Reprinted with permission from Generations 40:4, Winter 2016-2017. Copyright © 2017. American Society on Aging, San Francisco, California. For electronic publication, please provide full citation, publication credit and hyperlink to ASA, www.asaging.org.
by John Rother
The rising cost of healthcare is one of the greatest economic, fiscal, and moral challenges facing the United States, not just for the next four years, but also for coming generations. Successful efforts to simultaneously improve quality and outcomes while “bending the curve” of healthcare spending must be a top national priority.
Where We Stand Today
Despite substantial progress reforming the health insurance market and reshaping healthcare delivery in the past six years, current trends are not promising for America’s older adults, or the population as a whole.
Undoubtedly, the United States has benefitted from an unexpected slowdown in health spending growth and the fact that more than 90 percent of the population is currently insured. But that fortuitous slowdown has largely ended, with spending climbing again at a rate well above inflation and wage growth, albeit not as high as historical norms. The reality is that the cost of Medicare and Medicaid will consume increasing shares of our economy and our federal budget in the years and decades ahead. Any resurgence of healthcare spending growth will only accelerate the impact of an aging population on health spending.

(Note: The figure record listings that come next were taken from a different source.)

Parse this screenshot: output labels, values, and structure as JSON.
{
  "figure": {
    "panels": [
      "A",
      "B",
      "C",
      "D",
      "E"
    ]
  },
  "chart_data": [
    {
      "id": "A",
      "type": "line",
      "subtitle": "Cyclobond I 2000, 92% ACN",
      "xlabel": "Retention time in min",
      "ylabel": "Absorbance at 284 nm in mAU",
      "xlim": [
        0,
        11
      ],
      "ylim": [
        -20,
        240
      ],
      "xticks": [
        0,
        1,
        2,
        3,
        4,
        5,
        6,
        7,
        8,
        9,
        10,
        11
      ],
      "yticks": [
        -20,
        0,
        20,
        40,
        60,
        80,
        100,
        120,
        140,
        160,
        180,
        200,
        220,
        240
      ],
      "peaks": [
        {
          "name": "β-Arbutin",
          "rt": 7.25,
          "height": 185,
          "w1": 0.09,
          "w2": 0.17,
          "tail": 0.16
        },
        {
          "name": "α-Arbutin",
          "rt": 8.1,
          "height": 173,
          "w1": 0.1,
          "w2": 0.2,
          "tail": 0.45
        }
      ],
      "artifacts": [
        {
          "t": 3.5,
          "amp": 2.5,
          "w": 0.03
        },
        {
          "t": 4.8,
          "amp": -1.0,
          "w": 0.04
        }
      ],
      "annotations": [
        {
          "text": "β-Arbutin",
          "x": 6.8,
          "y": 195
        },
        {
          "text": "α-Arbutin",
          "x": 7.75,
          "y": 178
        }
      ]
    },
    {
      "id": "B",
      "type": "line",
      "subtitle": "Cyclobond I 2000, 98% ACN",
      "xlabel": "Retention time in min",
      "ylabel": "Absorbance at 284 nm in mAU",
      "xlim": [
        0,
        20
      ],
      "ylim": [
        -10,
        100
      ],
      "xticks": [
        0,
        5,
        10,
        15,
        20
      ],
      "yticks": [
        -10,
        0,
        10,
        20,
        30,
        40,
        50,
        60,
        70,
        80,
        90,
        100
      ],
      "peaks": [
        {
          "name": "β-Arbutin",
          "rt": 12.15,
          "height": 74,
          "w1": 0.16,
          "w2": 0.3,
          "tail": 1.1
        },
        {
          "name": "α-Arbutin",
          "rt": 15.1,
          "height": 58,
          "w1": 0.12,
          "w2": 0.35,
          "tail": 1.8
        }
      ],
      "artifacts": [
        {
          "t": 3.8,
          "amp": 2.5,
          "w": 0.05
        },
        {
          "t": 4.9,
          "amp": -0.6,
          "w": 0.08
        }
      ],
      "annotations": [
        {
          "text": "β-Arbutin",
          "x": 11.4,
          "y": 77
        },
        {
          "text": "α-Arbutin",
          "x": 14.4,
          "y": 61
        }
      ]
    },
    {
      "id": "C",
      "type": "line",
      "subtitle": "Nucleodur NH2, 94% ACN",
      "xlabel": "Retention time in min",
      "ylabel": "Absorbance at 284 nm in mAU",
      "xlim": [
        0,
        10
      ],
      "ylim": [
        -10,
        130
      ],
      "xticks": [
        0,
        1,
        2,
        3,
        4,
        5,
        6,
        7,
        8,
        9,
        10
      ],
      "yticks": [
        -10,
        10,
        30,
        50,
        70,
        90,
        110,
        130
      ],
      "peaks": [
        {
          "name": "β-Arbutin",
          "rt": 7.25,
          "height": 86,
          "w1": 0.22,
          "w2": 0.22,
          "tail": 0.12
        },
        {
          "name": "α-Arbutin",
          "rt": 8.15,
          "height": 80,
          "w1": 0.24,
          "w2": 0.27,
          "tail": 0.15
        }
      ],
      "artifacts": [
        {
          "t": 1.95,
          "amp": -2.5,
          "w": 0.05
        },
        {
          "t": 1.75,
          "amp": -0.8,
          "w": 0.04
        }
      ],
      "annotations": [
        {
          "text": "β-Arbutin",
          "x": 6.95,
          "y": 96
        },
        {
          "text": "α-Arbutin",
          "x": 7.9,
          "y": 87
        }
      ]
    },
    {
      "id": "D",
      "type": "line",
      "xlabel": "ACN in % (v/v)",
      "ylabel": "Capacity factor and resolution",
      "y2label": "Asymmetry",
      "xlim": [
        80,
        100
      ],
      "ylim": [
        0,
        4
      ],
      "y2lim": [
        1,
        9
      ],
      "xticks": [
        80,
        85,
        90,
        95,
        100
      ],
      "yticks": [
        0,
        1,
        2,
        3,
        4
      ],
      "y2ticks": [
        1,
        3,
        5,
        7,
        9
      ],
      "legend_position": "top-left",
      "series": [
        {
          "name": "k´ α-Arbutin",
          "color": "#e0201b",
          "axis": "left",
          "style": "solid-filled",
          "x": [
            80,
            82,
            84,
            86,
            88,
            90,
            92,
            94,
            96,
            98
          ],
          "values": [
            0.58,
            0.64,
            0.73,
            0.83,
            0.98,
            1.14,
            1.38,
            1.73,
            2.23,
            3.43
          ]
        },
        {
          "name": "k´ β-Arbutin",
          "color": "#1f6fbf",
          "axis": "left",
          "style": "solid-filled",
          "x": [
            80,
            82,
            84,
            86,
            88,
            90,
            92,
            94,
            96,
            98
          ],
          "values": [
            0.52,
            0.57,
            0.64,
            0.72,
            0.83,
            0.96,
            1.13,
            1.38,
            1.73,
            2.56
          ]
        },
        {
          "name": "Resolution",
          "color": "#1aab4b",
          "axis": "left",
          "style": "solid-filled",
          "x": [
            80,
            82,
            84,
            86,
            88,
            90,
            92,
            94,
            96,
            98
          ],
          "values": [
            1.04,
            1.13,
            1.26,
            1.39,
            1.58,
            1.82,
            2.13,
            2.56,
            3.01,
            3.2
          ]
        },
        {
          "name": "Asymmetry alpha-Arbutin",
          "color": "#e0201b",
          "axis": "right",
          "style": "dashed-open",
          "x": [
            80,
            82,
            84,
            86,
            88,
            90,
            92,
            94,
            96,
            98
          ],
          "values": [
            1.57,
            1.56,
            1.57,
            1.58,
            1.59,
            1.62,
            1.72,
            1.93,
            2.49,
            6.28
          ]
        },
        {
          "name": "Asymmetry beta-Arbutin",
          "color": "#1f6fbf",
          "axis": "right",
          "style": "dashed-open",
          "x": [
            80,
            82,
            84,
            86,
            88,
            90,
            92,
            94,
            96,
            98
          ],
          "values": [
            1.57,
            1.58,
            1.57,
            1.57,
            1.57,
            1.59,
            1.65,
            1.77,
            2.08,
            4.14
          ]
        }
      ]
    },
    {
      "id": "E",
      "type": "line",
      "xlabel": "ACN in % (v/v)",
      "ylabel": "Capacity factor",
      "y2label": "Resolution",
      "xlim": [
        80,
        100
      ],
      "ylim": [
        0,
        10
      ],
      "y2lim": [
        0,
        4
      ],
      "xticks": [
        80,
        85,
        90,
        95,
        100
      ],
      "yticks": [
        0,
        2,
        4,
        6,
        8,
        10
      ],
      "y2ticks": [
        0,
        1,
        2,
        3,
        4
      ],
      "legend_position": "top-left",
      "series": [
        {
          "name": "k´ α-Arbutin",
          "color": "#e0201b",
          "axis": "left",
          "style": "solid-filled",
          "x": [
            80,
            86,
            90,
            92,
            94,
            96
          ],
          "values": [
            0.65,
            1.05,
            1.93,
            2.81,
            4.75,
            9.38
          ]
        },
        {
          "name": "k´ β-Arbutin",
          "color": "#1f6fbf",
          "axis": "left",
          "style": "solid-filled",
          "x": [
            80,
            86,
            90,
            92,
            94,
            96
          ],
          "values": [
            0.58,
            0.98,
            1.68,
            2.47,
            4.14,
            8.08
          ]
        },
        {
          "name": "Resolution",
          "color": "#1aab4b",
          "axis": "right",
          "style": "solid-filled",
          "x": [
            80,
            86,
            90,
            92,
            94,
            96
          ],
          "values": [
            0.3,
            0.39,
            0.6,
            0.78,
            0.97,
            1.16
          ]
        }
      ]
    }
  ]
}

And as Medicare costs grow, so will the premiums paid by beneficiaries, a development which will negatively affect their ability to afford care—with the greatest immediate impact on the 5 percent of beneficiaries, who generate 50 percent of healthcare spending.
In the non-Medicare population, the situation is no better. Recent analyses of the employer market and the non-group market show rising premiums and rapidly climbing deductibles.
On this trajectory, future generations of Americans will find it increasingly difficult to afford the care they need. Faced with these affordability barriers, Americans will experience higher rates of illness, disability, and early mortality than they otherwise might. Unless we act, this combination of poor health and the increasing cost of care will gradually erode our standard of living—until the security provided today by programs like Medicare, and the American dream of generational progress, both vanish under the growing burden of healthcare costs.